Re: [VOTE] KIP-57: Interoperable LZ4 Framing

Posted by Dana Powers <da...@gmail.com>.
Yes, great point. The intent of adding "naive" support for the
remaining LZ4 header flags (contentsize and contentchecksum) is to
avoid rejecting any lz4 messages framed according to the interoperable
spec (v1.5.1). If we can accept all such messages (which this KIP
does), we should never have to make similar 'breaking' changes in the
future.

That said, there is one feature that is left unsupported:
block-dependent (de)compression, aka the lz4 "streaming" api. If a
library *only* supported lz4 streaming, it would be incompatible with
this kafka implementation. I haven't done a survey of libraries, but I
would be shocked to find an lz4 implementation that only supported
streaming -- or even that used streaming as the default. This is
because it is an optimization on the default block api (this is what
kafka has used and continues to use -- no change here). There's more
detail on this here:
https://github.com/Cyan4973/lz4/wiki/LZ4-Streaming-API-Basics

I should also note that we do not support the old dictionary-id flag,
which was available in earlier lz4f spec versions but has since been
removed. I can't find any evidence of it ever being used, which is
probably why it was dropped from the spec.

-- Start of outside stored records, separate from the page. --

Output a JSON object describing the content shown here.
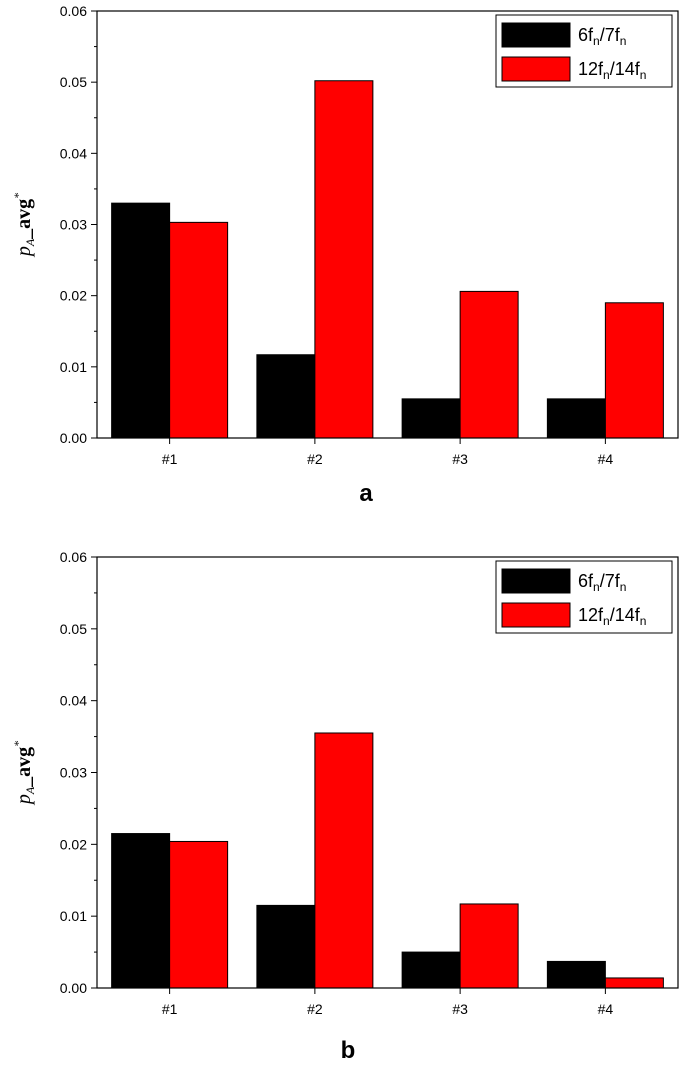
{
  "chart_data": [
    {
      "type": "bar",
      "panel": "a",
      "categories": [
        "#1",
        "#2",
        "#3",
        "#4"
      ],
      "series": [
        {
          "name": "6fn/7fn",
          "legend_main": "6f",
          "legend_sub1": "n",
          "legend_mid": "/7f",
          "legend_sub2": "n",
          "color": "#000000",
          "values": [
            0.033,
            0.0117,
            0.0055,
            0.0055
          ]
        },
        {
          "name": "12fn/14fn",
          "legend_main": "12f",
          "legend_sub1": "n",
          "legend_mid": "/14f",
          "legend_sub2": "n",
          "color": "#ff0000",
          "values": [
            0.0303,
            0.0502,
            0.0206,
            0.019
          ]
        }
      ],
      "ylabel_main": "p",
      "ylabel_sub": "A",
      "ylabel_text": "_avg",
      "ylabel_sup": "*",
      "ylim": [
        0,
        0.06
      ],
      "yticks": [
        "0.00",
        "0.01",
        "0.02",
        "0.03",
        "0.04",
        "0.05",
        "0.06"
      ],
      "legend_position": "top-right",
      "grid": false
    },
    {
      "type": "bar",
      "panel": "b",
      "categories": [
        "#1",
        "#2",
        "#3",
        "#4"
      ],
      "series": [
        {
          "name": "6fn/7fn",
          "legend_main": "6f",
          "legend_sub1": "n",
          "legend_mid": "/7f",
          "legend_sub2": "n",
          "color": "#000000",
          "values": [
            0.0215,
            0.0115,
            0.005,
            0.0037
          ]
        },
        {
          "name": "12fn/14fn",
          "legend_main": "12f",
          "legend_sub1": "n",
          "legend_mid": "/14f",
          "legend_sub2": "n",
          "color": "#ff0000",
          "values": [
            0.0204,
            0.0355,
            0.0117,
            0.0014
          ]
        }
      ],
      "ylabel_main": "p",
      "ylabel_sub": "A",
      "ylabel_text": "_avg",
      "ylabel_sup": "*",
      "ylim": [
        0,
        0.06
      ],
      "yticks": [
        "0.00",
        "0.01",
        "0.02",
        "0.03",
        "0.04",
        "0.05",
        "0.06"
      ],
      "legend_position": "top-right",
      "grid": false
    }
  ]
}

Re testing, kafka-python uses https://github.com/darkdragn/lz4tools
which implements 1.5.0 of the lz4f spec and is listed as one of the
interoperable libraries. I'm not sure which library Magnus uses in
librdkafka, but it would be great to get independent verification from
him that this patch works there as well. You'll note that there is
currently no interoperable java library :( There is some desire to
merge the kafka classes back into jpountz/lz4-java, which I think
would be reasonable after these compatibility fixes. See
https://github.com/jpountz/lz4-java/issues/21 .

-Dana

On Tue, May 3, 2016 at 10:38 AM, Ewen Cheslack-Postava
<ew...@confluent.io> wrote:
> +1
>
> One caveat on the vote though -- I don't know the details of LZ4 (format,
> libraries, etc) well enough to have a handle on whether the changes under
> "KafkaLZ4* code" are going to be sufficient to get broad support from other
> LZ4 libraries. Are we going to have multiple implementations we can test a
> PR with before we merge? Or would any subsequent fixes also have to come
> with bumping the produce request version to indicate varying feature
> support if we had to further change that code? What I want to avoid is
> clients in some languages having to work with broker version numbers
> instead of protocol version numbers due to further incompatibilities we
> might find.
>
> -Ewen
>
> On Thu, Apr 28, 2016 at 9:01 AM, Dana Powers <da...@gmail.com> wrote:
>
>> Sure thing. Yes, the substantive change is fixing the HC checksum.
>>
>> But to further improve interoperability, the kafka LZ4 class would no
>> longer reject messages that have these optional header flags set. The
>> flags might get set if the client/user chooses to use a non-java lz4
>> compression library that includes them. In practice, naive support for
>> the flags just means reading a few extra bytes in the header and/or
>> footer of the payload. The KIP does not intend to use or validate this
>> extra data.
>>
>> ContentSize is described as: "This field has no impact on decoding, it
>> just informs the decoder how much data the frame holds (for example,
>> to display it during decoding process, or for verification purpose).
>> It can be safely skipped by a conformant decoder." We skip it.
>>
>> ContentChecksum is "Content Checksum validates the result, that all
>> blocks were fully transmitted in the correct order and without error,
>> and also that the encoding/decoding process itself generated no
>> distortion." We skip it.
>>
>> -Dana
>>
>>
>> On Thu, Apr 28, 2016 at 7:43 AM, Jun Rao <ju...@confluent.io> wrote:
>> > Hi, Dana,
>> >
>> > Could you explain the following from the KIP a bit more? The KIP is
>> > intended to just fix the HC checksum, but the following seems to suggest
>> > there are other format changes?
>> >
>> > KafkaLZ4* code:
>> >
>> >    - add naive support for optional header flags (ContentSize,
>> >    ContentChecksum) to enable interoperability with off-the-shelf lz4
>> libraries
>> >    - the only flag left unsupported is dependent-block compression, which
>> >    our implementation does not currently support.
>> >
>> >
>> > Thanks,
>> >
>> > Jun
>> >
>> > On Mon, Apr 25, 2016 at 2:26 PM, Dana Powers <da...@gmail.com>
>> wrote:
>> >
>> >> Hi all,
>> >>
>> >> Initiating a vote thread because the KIP-57 proposal is specific to
>> >> the 0.10 release.
>> >>
>> >> KIP-57 can be accessed here:
>> >> <
>> >>
>> https://cwiki.apache.org/confluence/display/KAFKA/KIP-57+-+Interoperable+LZ4+Framing
>> >> >.
>> >>
>> >> The related JIRA is https://issues.apache.org/jira/browse/KAFKA-3160
>> >> and working github PR at https://github.com/apache/kafka/pull/1212
>> >>
>> >> The vote will run for 72 hours.
>> >>
>> >> +1 (non-binding)
>> >>
>>
>
>
>
> --
> Thanks,
> Ewen